Dr Thomas Marjot is a Principal Investigator at the Roger Williams Institute of Liver Studies, King’s College London and Honorary Consultant Hepatologist at King’s College Hospital. His research programme focuses on experimental and translational hepatology, with a particular emphasis on steatotic liver disease, including MASLD, MetALD, and alcohol-related liver disease.
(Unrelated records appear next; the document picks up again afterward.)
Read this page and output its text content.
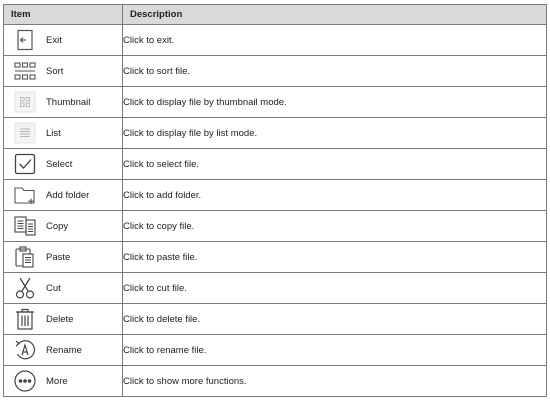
Item	Description

Exit	Click to exit.

Sort	Click to sort file.

Thumbnail	Click to display file by thumbnail mode.

List	Click to display file by list mode.

Select	Click to select file.

Add folder	Click to add folder.

Copy	Click to copy file.

Paste	Click to paste file.

Cut	Click to cut file.

Delete	Click to delete file.

Rename	Click to rename file.

More	Click to show more functions.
He leads the Liver Metabolism and Biological Rhythms (LIMBR) Group, which investigates how circadian biology regulates liver metabolism in humans and how disruption of biological timing contributes to metabolic dysfunction. His work centres on mechanistic, early-phase experimental medicine studies, integrating advanced metabolic phenotyping, stable isotope methodologies, multi-omics approaches, and interventional human models. A central aim of his research is to translate mechanistic insights into therapeutic strategies. This includes developing and testing novel interventions targeting metabolic and circadian pathways, with applications in metabolic liver disease and in populations exposed to circadian disruption, such as shift workers. He completed a Wellcome Trust-funded DPhil at the University of Oxford in 2023, focusing on circadian regulation liver metabolism, and has led a range of translational human studies spanning metabolism and circadian biology.
Experimental Medicine Platform
We leverage access to a broad spectrum of patients with steatotic liver disease through specialist clinical services and established biobanks to enable recruitment into deeply phenotyped human studies. Our experimental medicine platform integrates intensive metabolic, imaging, and immunological profiling, including hyperinsulinaemic–euglycaemic clamp studies, stable isotope methodologies, liver and brain MRI, multi-tissue sampling, and advanced immune characterisation. We perform muscle and adipose tissue biopsies to investigate the systemic nature of metabolic liver disease, supported by multi-omics and proteomic analyses.
These approaches are combined with controlled mechanistic interventions, including novel therapeutic agents, circadian and behavioural challenges, and time-of-day experimental paradigms. This enables direct testing and validation of mechanistic hypotheses in humans, providing a translational bridge from preclinical discovery to early-phase clinical application.